2015年10月9日金曜日

Surface Bookは「AppleになりたいMicrosoft」の象徴か

 10月6日(米国時間)に米ニューヨーク市内で開催されたMicrosoftのプレスイベントにて、「Surface Pro 4」「Surface Book」「Lumia 950」「Lumia 950XL」「Lumia 550」「Microsoft Band」の計6製品が正式発表された。

 また、同社によるARデバイス開発キット「Microsoft HoloLens Development Edition」の予約開始もアナウンスされ(購入可能なのは米国とカナダのみ)、Windows 10世代のハードウェア新製品が一堂に会した形だ。
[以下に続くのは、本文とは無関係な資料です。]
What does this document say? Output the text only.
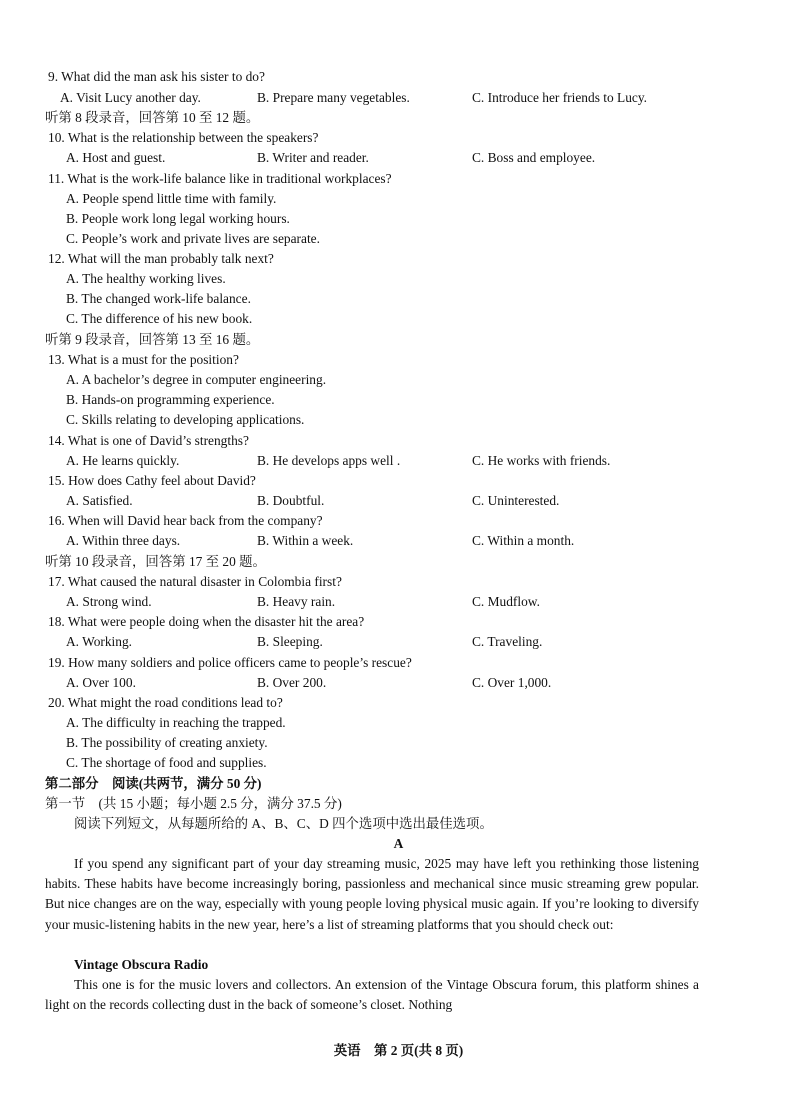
9. What did the man ask his sister to do?
A. Visit Lucy another day.	B. Prepare many vegetables.	C. Introduce her friends to Lucy.
听第 8 段录音，回答第 10 至 12 题。
10. What is the relationship between the speakers?
A. Host and guest.	B. Writer and reader.	C. Boss and employee.
11. What is the work-life balance like in traditional workplaces?
A. People spend little time with family.
B. People work long legal working hours.
C. People’s work and private lives are separate.
12. What will the man probably talk next?
A. The healthy working lives.
B. The changed work-life balance.
C. The difference of his new book.
听第 9 段录音，回答第 13 至 16 题。
13. What is a must for the position?
A. A bachelor’s degree in computer engineering.
B. Hands-on programming experience.
C. Skills relating to developing applications.
14. What is one of David’s strengths?
A. He learns quickly.	B. He develops apps well .	C. He works with friends.
15. How does Cathy feel about David?
A. Satisfied.	B. Doubtful.	C. Uninterested.
16. When will David hear back from the company?
A. Within three days.	B. Within a week.	C. Within a month.
听第 10 段录音，回答第 17 至 20 题。
17. What caused the natural disaster in Colombia first?
A. Strong wind.	B. Heavy rain.	C. Mudflow.
18. What were people doing when the disaster hit the area?
A. Working.	B. Sleeping.	C. Traveling.
19. How many soldiers and police officers came to people’s rescue?
A. Over 100.	B. Over 200.	C. Over 1,000.
20. What might the road conditions lead to?
A. The difficulty in reaching the trapped.
B. The possibility of creating anxiety.
C. The shortage of food and supplies.
第二部分　阅读(共两节，满分 50 分)
第一节　(共 15 小题；每小题 2.5 分，满分 37.5 分)
阅读下列短文，从每题所给的 A、B、C、D 四个选项中选出最佳选项。
A
If you spend any significant part of your day streaming music, 2025 may have left you rethinking those listening habits. These habits have become increasingly boring, passionless and mechanical since music streaming grew popular. But nice changes are on the way, especially with young people loving physical music again. If you’re looking to diversify your music-listening habits in the new year, here’s a list of streaming platforms that you should check out:
Vintage Obscura Radio
This one is for the music lovers and collectors. An extension of the Vintage Obscura forum, this platform shines a light on the records collecting dust in the back of someone’s closet. Nothing
英语　第 2 页(共 8 页)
 今回はこのうち、Surface Pro 4とSurface Bookの2製品に話を絞り、発表されたハードウェアに対する周囲の反応と、今後MicrosoftやPC業界がどのような方向を目指しているのかを考えてみたい。

●魅力的なハードウェアではあるけれど……

 Surface Pro 4は、Intel最新の第6世代Coreプロセッサ(開発コード名:Skylake)を搭載し、Windows 10をプリインストールして登場した。前モデルの順当進化とも呼べるものだ。

 一方のSurface Bookは、Microsoft関係者でさえ多くが事前に知らされていなかったという。いわゆるクラムシェルの「ノートPC」だが、キーボード部分との着脱が可能なデタッチャブル方式のノートPCなので、2in1タブレットとの境界が曖昧ではある。とはいえ、Microsoft自身「初のノートPC製品」と説明しているように、これまでPC向けOSを長年に渡って提供してきた同社が初めてリリースした「王道PC」と呼べるものだ。

 MicrosoftはPCハードウェア事業について、「OEM(つまりPCメーカー)のビジネス機会を奪う」「事業的に採算が取れているのか」という周囲の批判を受けつつも、「Windowsのデバイスとしての方向性を示す」ことを理由に事業を継続してきた。2015年7月に携帯端末部門を中心とした大規模人員削減が行われる中でもSurfaceの事業は守り、「Surface Hub」のような新製品まで市場投入するなど積極拡大を進めている。

 これは理解できる部分もある。Windows 8以降、OSのユーザーインタフェースをタッチ操作に特化させる形で戦略を急速転換する中、"リファレンス"となる製品を用意してアプリならびにハードウェア両方の開発を促進したい考えがあったのだろう。